Rove's nuclear fallout: false and dubious evidence to support claim that nuclear review will "undermine our strength"
Research ››› ››› TOM ALLISON
Karl Rove proffered false and dubious claims to criticize the Obama administration's nuclear policy review as "troubling" and likely to "undermine our strength" -- a position at odds with military brass and nuclear experts who support a limited deterrent role for nuclear weapons. Rove's false claim that the United States "will not use nuclear weapons under any circumstance against a non-nuclear state" distorts a provision limited to nations acting in compliance with their non-proliferation obligations.
Rove falsely claims review says U.S. "will not use nuclear weapons under any circumstance against a non-nuclear state"
Rove: U.S. "will not use nuclear weapons under any circumstances against a non-nuclear state [emphasis added]." During an April 7 appearance on Fox News' Happening Now, Rove falsely claimed that the administration's nuclear policy review says the United States "will not use nuclear weapons under any circumstance against a non-nuclear state. I find that a little troubling."
Provision: U.S. "will not use or threaten to use nuclear weapons" against countries "in compliance with their nuclear non-proliferation obligations [emphasis added]." The Obama administration's Nuclear Posture Review (NPR) does not state that the United States "will not use nuclear weapons under any circumstances against a non-nuclear state." It explicitly limits the provision to states that are in compliance with their obligations under the Nuclear Non-Proliferation Treaty, stating that "the United States will not use or threaten to use nuclear weapons against non-nuclear weapons states that are party to the Nuclear Non-Proliferation Treaty and in compliance with their nuclear non-proliferation obligations." The review further states that "the United States affirms that any state eligible for the assurance that uses chemical or biological weapons against the United States or its allies and partners would face the prospect of a devastating conventional military response."
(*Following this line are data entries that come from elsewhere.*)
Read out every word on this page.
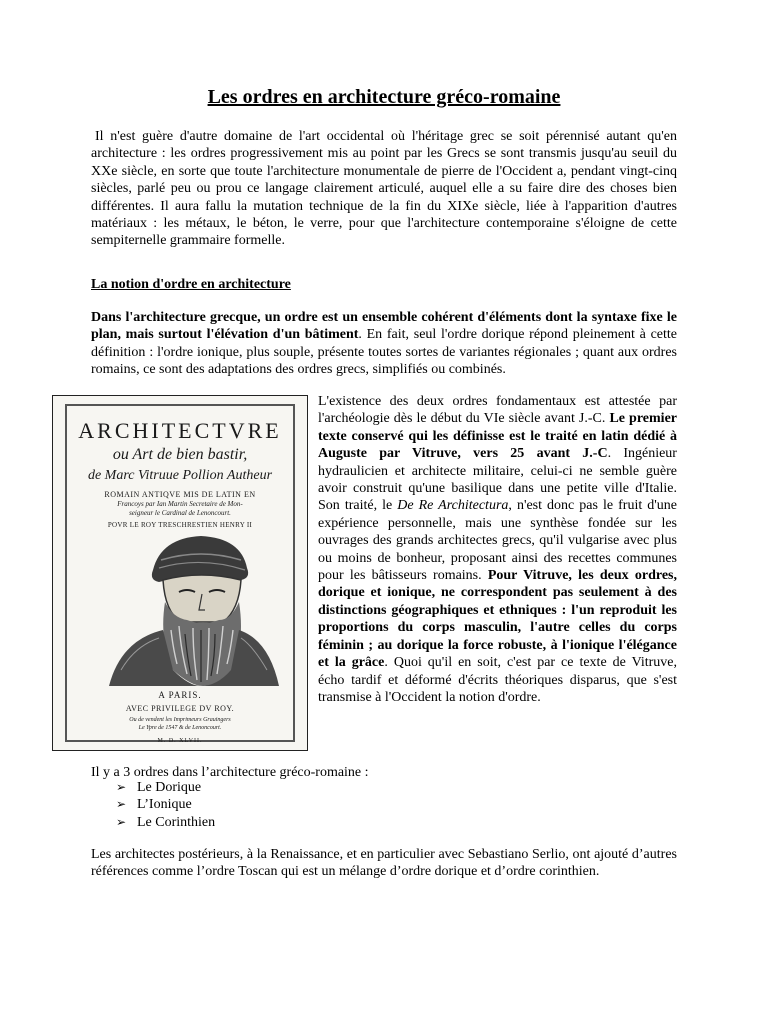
Les ordres en architecture gréco-romaine

Il n'est guère d'autre domaine de l'art occidental où l'héritage grec se soit pérennisé autant qu'en architecture : les ordres progressivement mis au point par les Grecs se sont transmis jusqu'au seuil du XXe siècle, en sorte que toute l'architecture monumentale de pierre de l'Occident a, pendant vingt-cinq siècles, parlé peu ou prou ce langage clairement articulé, auquel elle a su faire dire des choses bien différentes. Il aura fallu la mutation technique de la fin du XIXe siècle, liée à l'apparition d'autres matériaux : les métaux, le béton, le verre, pour que l'architecture contemporaine s'éloigne de cette sempiternelle grammaire formelle.

La notion d'ordre en architecture

Dans l'architecture grecque, un ordre est un ensemble cohérent d'éléments dont la syntaxe fixe le plan, mais surtout l'élévation d'un bâtiment. En fait, seul l'ordre dorique répond pleinement à cette définition : l'ordre ionique, plus souple, présente toutes sortes de variantes régionales ; quant aux ordres romains, ce sont des adaptations des ordres grecs, simplifiés ou combinés.

ARCHITECTVRE
ou Art de bien bastir,
de Marc Vitruue Pollion Autheur
ROMAIN ANTIQVE MIS DE LATIN EN
Francoys par Ian Martin Secretaire de Mon-
seigneur le Cardinal de Lenoncourt.
POVR LE ROY TRESCHRESTIEN HENRY II
A PARIS.
AVEC PRIVILEGE DV ROY.
Ou de vendent les Imprimeurs Grauingers
Le Ypre de 1547 & de Lenoncourt.
M. D. XLVII.

L'existence des deux ordres fondamentaux est attestée par l'archéologie dès le début du VIe siècle avant J.-C. Le premier texte conservé qui les définisse est le traité en latin dédié à Auguste par Vitruve, vers 25 avant J.-C. Ingénieur hydraulicien et architecte militaire, celui-ci ne semble guère avoir construit qu'une basilique dans une petite ville d'Italie. Son traité, le De Re Architectura, n'est donc pas le fruit d'une expérience personnelle, mais une synthèse fondée sur les ouvrages des grands architectes grecs, qu'il vulgarise avec plus ou moins de bonheur, proposant ainsi des recettes communes pour les bâtisseurs romains. Pour Vitruve, les deux ordres, dorique et ionique, ne correspondent pas seulement à des distinctions géographiques et ethniques : l'un reproduit les proportions du corps masculin, l'autre celles du corps féminin ; au dorique la force robuste, à l'ionique l'élégance et la grâce. Quoi qu'il en soit, c'est par ce texte de Vitruve, écho tardif et déformé d'écrits théoriques disparus, que s'est transmise à l'Occident la notion d'ordre.

Il y a 3 ordres dans l’architecture gréco-romaine :

➢ Le Dorique
➢ L’Ionique
➢ Le Corinthien

Les architectes postérieurs, à la Renaissance, et en particulier avec Sebastiano Serlio, ont ajouté d’autres références comme l’ordre Toscan qui est un mélange d’ordre dorique et d’ordre corinthien.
The Nuclear Posture Review states of "countries not covered by this assurance":
In the case of countries not covered by this assurance -- states that possess nuclear weapons and states not in compliance with their nuclear non-proliferation obligations -- there remains a narrow range of contingencies in which U.S. nuclear weapons may still play a role in deterring a conventional or CBW [chemical or biological weapon] attack against the United States or its allies and partners. The United States is therefore not prepared at the present time to adopt a universal policy that deterring nuclear attack is the sole purpose of nuclear weapons, but will work to establish conditions under which such a policy could be safely adopted.
U.S. reserves right to adjust this policy. The Nuclear Posture Review further states, "Given the catastrophic potential of biological weapons and the rapid pace of bio-technology development, the United States reserves the right to make any adjustment in the assurance that may be warranted by the evolution and proliferation of the biological weapons threat and U.S. capacities to counter that threat."
Rove's claim that policy "seems to undermine our strength" is rejected by nuclear experts and military brass
Rove claims nuclear policy "seems to undermine our strength." Also during the segment, Rove commented that "we do look weak when we take steps that seem to undermine our strength."
Experts, military brass, support limited role for nukes. An April 6 Associated Press article reported: "Adm. Mike Mullen, chairman of the Joint Chiefs of Staff, said he 'wholly endorses' the plan and believes it includes effective deterrents." American Forces Press Service stated: "The review has the full support of the Joint Chiefs of Staff, Mullen said." Moreover, in February, nuclear experts and scholars signed a letter addressed to President Obama that explicitly recommended that the "new NPR should clearly narrow the purpose of nuclear weapons to deterring nuclear attacks on the United States and our allies, and it should assure states without nuclear weapons that are parties in good standing to the Nuclear Nonproliferation Treaty (NPT) that they will not face nuclear threats from the United States." The letter continued:
Ambiguity about the purpose of U.S. nuclear forces provides little deterrent value at a high cost; it undermines the credibility of our conventional deterrent, complicates our nonproliferation diplomacy, and can be used by other countries to justify their pursuit or improvement of nuclear weapons.
Signatories to the letter included retired Lt. Gen. Robert G. Gard Jr., former president of the National Defense University; Council for Foreign Relations senior fellow Charles D. Ferguson; and nuclear physicist Richard L. Garwin.